Çünkü içinde bulunduğumuz koşullar ve verdiğimiz mücadele tam anlamıyla ekmek kavgasıdır, var olma ve ayakta kalma çabasıdır. Bu koşullarda sürdürülecek bir mücadele yüreği yetmeyenlerle yapılamaz. Ülkemizde örgütlü yapısı ile bir çok meslek grubuna örnek olmuş bizler doğru yönlendirilir ve hakkı ile temsil edilirsek kaybettiklerimizi geri almamız imkansız değildir.
Bu hafta sonu ülkemizin dört bir yanında gerçekleşecek seçimler bu anlamda önemli bir şanstır.Meslektaşlarımız bu hafta sonu yapacakları tercihle nasıl bir meslek örgütü istediklerini de ortaya koyacaklar.
İzmir’e dönecek olursak ; iki yıllık görev süremizin sonunda 26 Eylül 2009 Cumartesi günü genel kurulumuzu,27 Eylül 2009 Pazar günü ise seçimlerimizi hep birlikte gerçekleştireceğiz. Söyleyecek sözü olan, önerisi ve eleştirisi olan tüm meslektaşlarımızı dinleyecek, birlikte değerlendireceğiz.
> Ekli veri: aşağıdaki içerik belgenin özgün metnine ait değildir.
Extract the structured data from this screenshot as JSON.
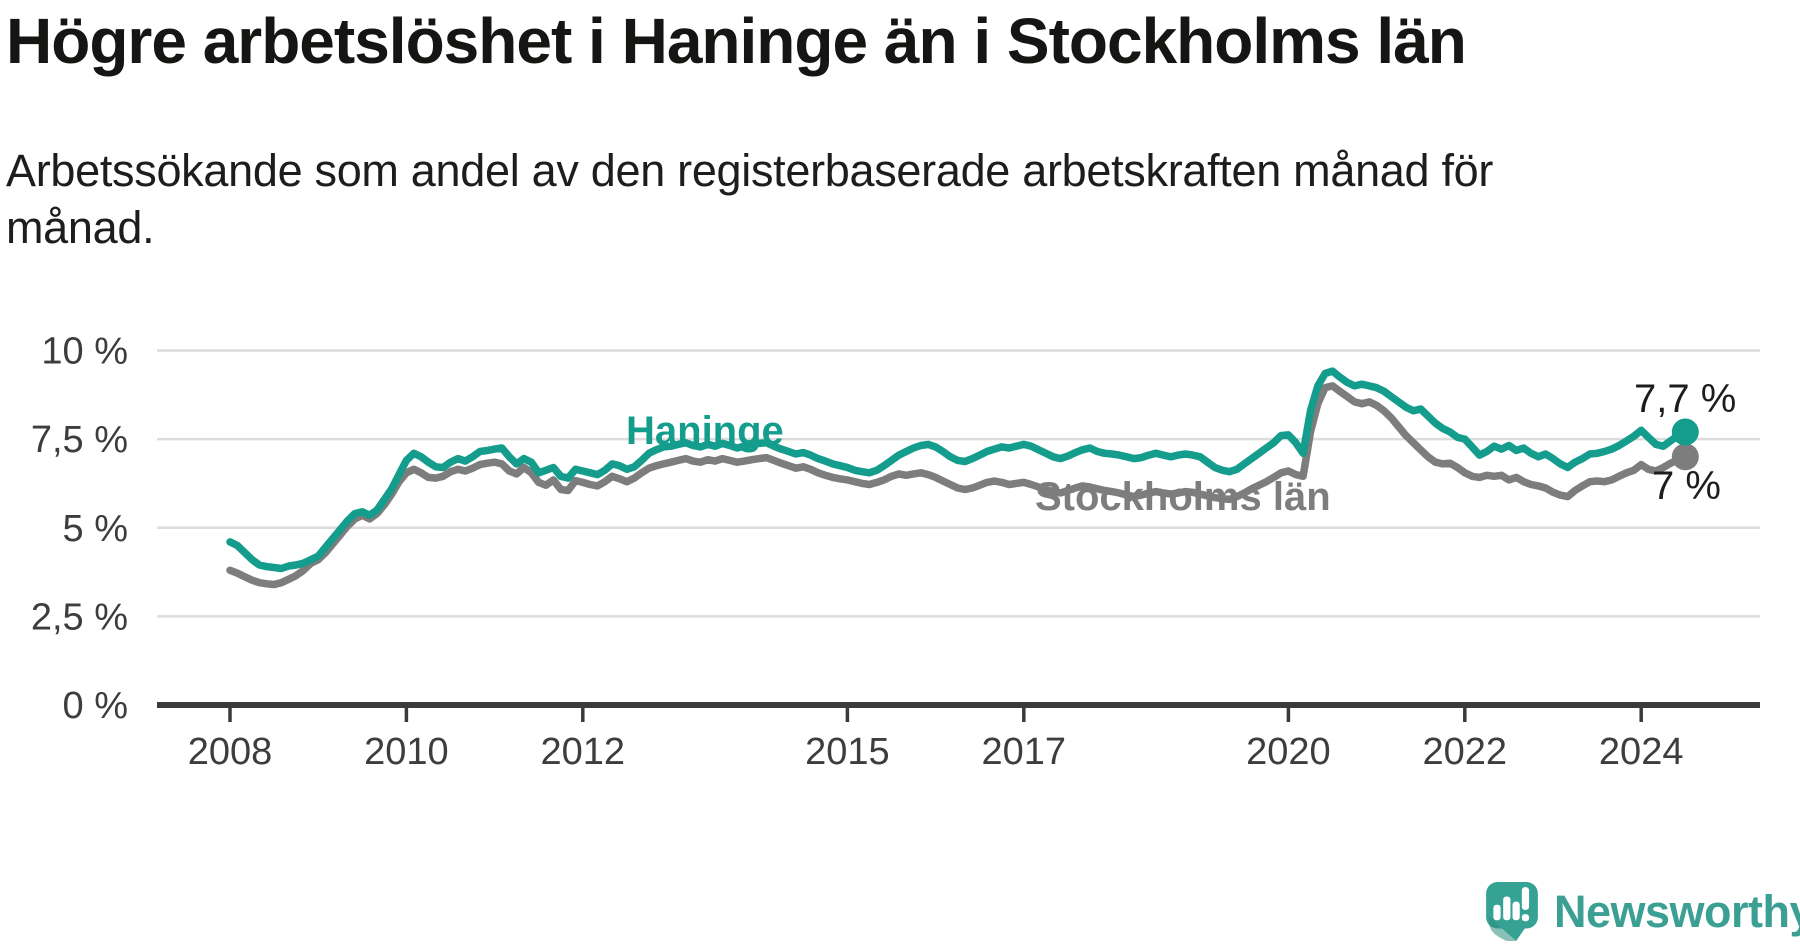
{
  "header": {
    "title": "Högre arbetslöshet i Haninge än i Stockholms län",
    "subtitle": "Arbetssökande som andel av den registerbaserade arbetskraften månad för månad."
  },
  "footer": {
    "brand": "Newsworthy",
    "logo_icon": "speech-bubble-bar-chart-icon"
  },
  "colors": {
    "haninge": "#149c8c",
    "stockholm": "#7d7d7d",
    "grid": "#dcdcdc",
    "axis": "#3a3a3a",
    "tick_label": "#3d3d3d",
    "annotation_text": "#1d1d1b",
    "title_text": "#151513",
    "brand_teal": "#3ba093"
  },
  "chart_data": {
    "type": "line",
    "title": "Högre arbetslöshet i Haninge än i Stockholms län",
    "subtitle": "Arbetssökande som andel av den registerbaserade arbetskraften månad för månad.",
    "unit": "%",
    "frequency": "monthly",
    "x_start": "2008-01",
    "x_end": "2024-07",
    "ylim": [
      0,
      10.5
    ],
    "grid": true,
    "ytick_values": [
      0,
      2.5,
      5,
      7.5,
      10
    ],
    "ytick_labels": [
      "0 %",
      "2,5 %",
      "5 %",
      "7,5 %",
      "10 %"
    ],
    "xtick_years": [
      2008,
      2010,
      2012,
      2015,
      2017,
      2020,
      2022,
      2024
    ],
    "xtick_labels": [
      "2008",
      "2010",
      "2012",
      "2015",
      "2017",
      "2020",
      "2022",
      "2024"
    ],
    "series": [
      {
        "key": "stockholm",
        "name": "Stockholms län",
        "color_key": "stockholm",
        "end_label": "7 %",
        "end_value": 7.0,
        "values": [
          3.8,
          3.72,
          3.62,
          3.52,
          3.45,
          3.42,
          3.4,
          3.45,
          3.55,
          3.65,
          3.8,
          4.0,
          4.1,
          4.3,
          4.55,
          4.8,
          5.05,
          5.25,
          5.35,
          5.25,
          5.4,
          5.65,
          5.95,
          6.3,
          6.55,
          6.65,
          6.55,
          6.42,
          6.4,
          6.45,
          6.58,
          6.65,
          6.6,
          6.68,
          6.78,
          6.82,
          6.85,
          6.8,
          6.6,
          6.52,
          6.7,
          6.55,
          6.28,
          6.2,
          6.35,
          6.08,
          6.05,
          6.33,
          6.28,
          6.22,
          6.18,
          6.3,
          6.45,
          6.38,
          6.3,
          6.4,
          6.55,
          6.68,
          6.75,
          6.8,
          6.85,
          6.9,
          6.95,
          6.88,
          6.85,
          6.92,
          6.88,
          6.95,
          6.9,
          6.85,
          6.88,
          6.92,
          6.95,
          6.98,
          6.9,
          6.82,
          6.75,
          6.68,
          6.72,
          6.65,
          6.55,
          6.48,
          6.42,
          6.38,
          6.35,
          6.3,
          6.25,
          6.22,
          6.28,
          6.35,
          6.45,
          6.52,
          6.48,
          6.52,
          6.55,
          6.5,
          6.42,
          6.32,
          6.22,
          6.12,
          6.08,
          6.12,
          6.2,
          6.28,
          6.32,
          6.28,
          6.22,
          6.25,
          6.28,
          6.22,
          6.15,
          6.08,
          6.02,
          5.98,
          6.05,
          6.12,
          6.18,
          6.15,
          6.1,
          6.05,
          6.02,
          5.98,
          5.92,
          5.88,
          5.92,
          5.98,
          6.02,
          5.98,
          5.95,
          5.98,
          6.02,
          6.0,
          5.95,
          5.9,
          5.85,
          5.82,
          5.8,
          5.88,
          5.98,
          6.1,
          6.2,
          6.3,
          6.42,
          6.55,
          6.6,
          6.5,
          6.45,
          7.7,
          8.5,
          8.95,
          9.0,
          8.85,
          8.7,
          8.55,
          8.5,
          8.55,
          8.45,
          8.3,
          8.1,
          7.85,
          7.6,
          7.4,
          7.2,
          7.0,
          6.85,
          6.8,
          6.82,
          6.7,
          6.55,
          6.45,
          6.42,
          6.48,
          6.45,
          6.48,
          6.35,
          6.42,
          6.3,
          6.22,
          6.18,
          6.12,
          6.0,
          5.92,
          5.88,
          6.05,
          6.18,
          6.3,
          6.32,
          6.3,
          6.35,
          6.45,
          6.55,
          6.62,
          6.78,
          6.65,
          6.6,
          6.7,
          6.82,
          6.92,
          7.0
        ]
      },
      {
        "key": "haninge",
        "name": "Haninge",
        "color_key": "haninge",
        "end_label": "7,7 %",
        "end_value": 7.7,
        "values": [
          4.6,
          4.5,
          4.3,
          4.1,
          3.95,
          3.9,
          3.88,
          3.85,
          3.92,
          3.95,
          4.0,
          4.1,
          4.2,
          4.45,
          4.7,
          4.95,
          5.2,
          5.4,
          5.45,
          5.35,
          5.5,
          5.8,
          6.1,
          6.5,
          6.9,
          7.1,
          7.0,
          6.85,
          6.72,
          6.7,
          6.85,
          6.95,
          6.88,
          7.0,
          7.15,
          7.18,
          7.22,
          7.25,
          7.0,
          6.8,
          6.95,
          6.85,
          6.55,
          6.62,
          6.7,
          6.45,
          6.4,
          6.65,
          6.6,
          6.55,
          6.5,
          6.62,
          6.8,
          6.75,
          6.65,
          6.72,
          6.9,
          7.1,
          7.2,
          7.28,
          7.3,
          7.35,
          7.4,
          7.32,
          7.28,
          7.35,
          7.3,
          7.38,
          7.32,
          7.25,
          7.3,
          7.35,
          7.38,
          7.4,
          7.3,
          7.22,
          7.15,
          7.08,
          7.12,
          7.05,
          6.95,
          6.88,
          6.8,
          6.75,
          6.7,
          6.62,
          6.58,
          6.55,
          6.62,
          6.75,
          6.9,
          7.05,
          7.15,
          7.25,
          7.32,
          7.35,
          7.28,
          7.15,
          7.0,
          6.9,
          6.87,
          6.95,
          7.05,
          7.15,
          7.22,
          7.28,
          7.25,
          7.3,
          7.35,
          7.3,
          7.2,
          7.1,
          7.0,
          6.95,
          7.02,
          7.12,
          7.2,
          7.25,
          7.15,
          7.1,
          7.08,
          7.05,
          7.0,
          6.95,
          6.98,
          7.05,
          7.1,
          7.05,
          7.0,
          7.05,
          7.08,
          7.05,
          7.0,
          6.85,
          6.7,
          6.62,
          6.58,
          6.65,
          6.8,
          6.95,
          7.1,
          7.25,
          7.4,
          7.6,
          7.62,
          7.4,
          7.1,
          8.3,
          9.0,
          9.35,
          9.42,
          9.25,
          9.1,
          9.0,
          9.05,
          9.0,
          8.95,
          8.85,
          8.7,
          8.55,
          8.4,
          8.3,
          8.35,
          8.15,
          7.95,
          7.8,
          7.7,
          7.55,
          7.5,
          7.28,
          7.05,
          7.15,
          7.3,
          7.22,
          7.32,
          7.18,
          7.25,
          7.1,
          7.0,
          7.08,
          6.95,
          6.8,
          6.7,
          6.85,
          6.95,
          7.08,
          7.1,
          7.15,
          7.22,
          7.32,
          7.45,
          7.58,
          7.75,
          7.55,
          7.35,
          7.3,
          7.45,
          7.6,
          7.7
        ]
      }
    ]
  }
}
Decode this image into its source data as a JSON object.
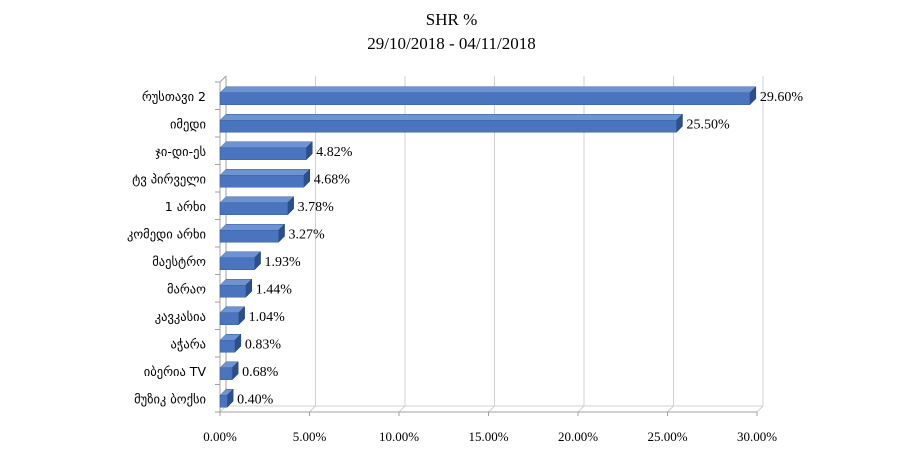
{
  "chart_data": {
    "type": "bar",
    "orientation": "horizontal",
    "title": "SHR %",
    "subtitle": "29/10/2018 - 04/11/2018",
    "categories": [
      "რუსთავი 2",
      "იმედი",
      "ჯი-დი-ეს",
      "ტვ პირველი",
      "1 არხი",
      "კომედი არხი",
      "მაესტრო",
      "მარაო",
      "კავკასია",
      "აჭარა",
      "იბერია TV",
      "მუზიკ ბოქსი"
    ],
    "values": [
      29.6,
      25.5,
      4.82,
      4.68,
      3.78,
      3.27,
      1.93,
      1.44,
      1.04,
      0.83,
      0.68,
      0.4
    ],
    "value_labels": [
      "29.60%",
      "25.50%",
      "4.82%",
      "4.68%",
      "3.78%",
      "3.27%",
      "1.93%",
      "1.44%",
      "1.04%",
      "0.83%",
      "0.68%",
      "0.40%"
    ],
    "x_ticks": [
      0,
      5,
      10,
      15,
      20,
      25,
      30
    ],
    "x_tick_labels": [
      "0.00%",
      "5.00%",
      "10.00%",
      "15.00%",
      "20.00%",
      "25.00%",
      "30.00%"
    ],
    "xlim": [
      0,
      30
    ],
    "xlabel": "",
    "ylabel": "",
    "grid": true,
    "legend": "none",
    "colors": {
      "bar_front": "#4a74bd",
      "bar_top": "#6d93d3",
      "bar_side": "#2c4f8c",
      "gridline": "#d0d0d0",
      "axis": "#a0a0a0"
    }
  }
}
Bu zorlu dönemde özveri ile görev yapan ; yönetim kurulu ,denetleme kurulu ve haysiyet divanı üyelerine ,büyük kongre delegelerimize,bölge temsilcilerimize ,komisyon üyelerimize ,gönüllü eğitmenlerimize, denetçi meslektaşlarımıza ve odamızın özverili personeline tüm emekleri ve katkıları için teşekkür ediyoruz.
Görev süremiz boyunca bizlere destek olan, katkı ve emek veren tüm meslektaşlarımıza da sonsuz teşekkürler. Sizlerle olan gönül bağımız ve desteğiniz bizlere güç verdi.Tüm zorluklarına karşın her adımda sizler gibi duyarlı ve örgütlü üyelerimizin yanımızda olduğunu bilmenin haklı gururunu yaşadık.
Hafta sonu gerçekleşecek genel kurul ve seçimlere katılımınız bizlere güç katacaktır.